New Zealand Marist Rugby development tour – fostering unity, sportsmanship and community spirit

Every year, the New Zealand Marist Rugby Federation embarks on a development tour with a selected group of young players to foster both rugby talent and the Marist culture. 

WelCom September 2023

Annette Scullion

Every year, the New Zealand Marist Rugby Federation embarks on a development tour with a selected group of young players to foster both rugby talent and the Marist culture. 

The nine-day tour brings together a diverse pool of players from the 32 Marist rugby clubs from across New Zealand.

‘The selection of a player from each club not only showcases their skill but also highlights the unity and shared identity of the Marist community,’ says Rob McCoid, NZ Marist Development Manager. 

The tours engage in high-stakes rugby matches against provincial teams as well as participating in an immersive cultural experience. The team focuses on the 15-aside game and is coached by high-ranking coaches – usually a mixture of ex-All Blacks and senior regional coaches.
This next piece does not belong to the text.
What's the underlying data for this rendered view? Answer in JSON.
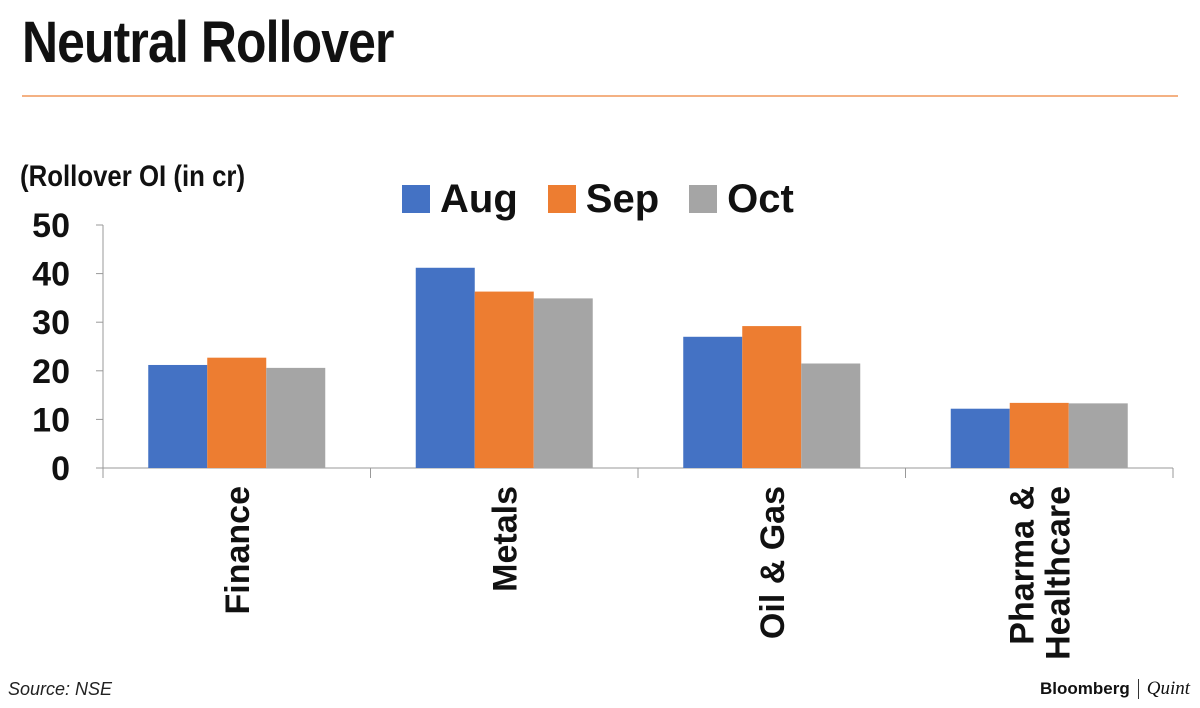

NZ Marist Rugby has divided the country into seven regions and plays one region a year on a seven-year rotation. This year, from the end of July to the first week of August, the tour saw a squad of 26 players travel to Masterton, Palmerston North, Whanganui, and New Plymouth to play four matches. They won all four games against Waiarapa Bush Babarainans, Manawatu (under 19s), Whanganui Development and Taranaki Trojans.

The tour is more than just a rugby competition says Rob. ‘It is an opportunity for these aspiring athletes to delve into the heart of the Marist ethos. 

‘In addition to facing formidable rugby opponents, the participants are exposed to the religious background and values that underpin the NZ Marist community. By visiting Catholic primary schools and embodying Marist behaviours aligned to school values, the young men become role models for the next generation, imparting the essence of teamwork, respect, and dedication. 

‘The squad’s commitment to community engagement was exemplified by their visits to four Catholic schools where the players were warmly welcomed and had the opportunity to interact with students. They shared insights into the values Marist Rugby holds dear and performed their chosen team song, ‘Sweet Caroline’, followed by an awe-inspiring haka (Tika-Tonu). These interactions left a lasting impression on both the players and the students, reinforcing the positive impact that sports and role models can have on young minds.’

At St Marcellin School in Whanganui, the team shared prayer, song, haka and ball skills with the students, and how the school’s Catholic character values are reflected when playing in team sports, such as rugby. 

Principal Belinda Backwell said, ‘The visit had a huge impact on both the children and the team. The children wrote thank-you letters to the team, and the Manager Rob McCoid replied thanking us for opening our doors to them and making their visit so memorable.’ 

The tour also encompassed spiritual and cultural experiences. On a Sunday morning in Masterton, the team attended a service at St Patrick’s Church. Following the service, the parish hosted the squad to a heartwarming morning tea. 

‘This provided an opportunity for the players to connect with members of the congregation and immerse themselves in the local community’s warmth and hospitality,’ said Rob.

‘Through this dual focus on rugby excellence and cultural enrichment, the NZ Marist Rugby Federation development tour not only prepares these athletes for the rigours of the sport but also for a lifelong connection to the enduring Marist heritage.’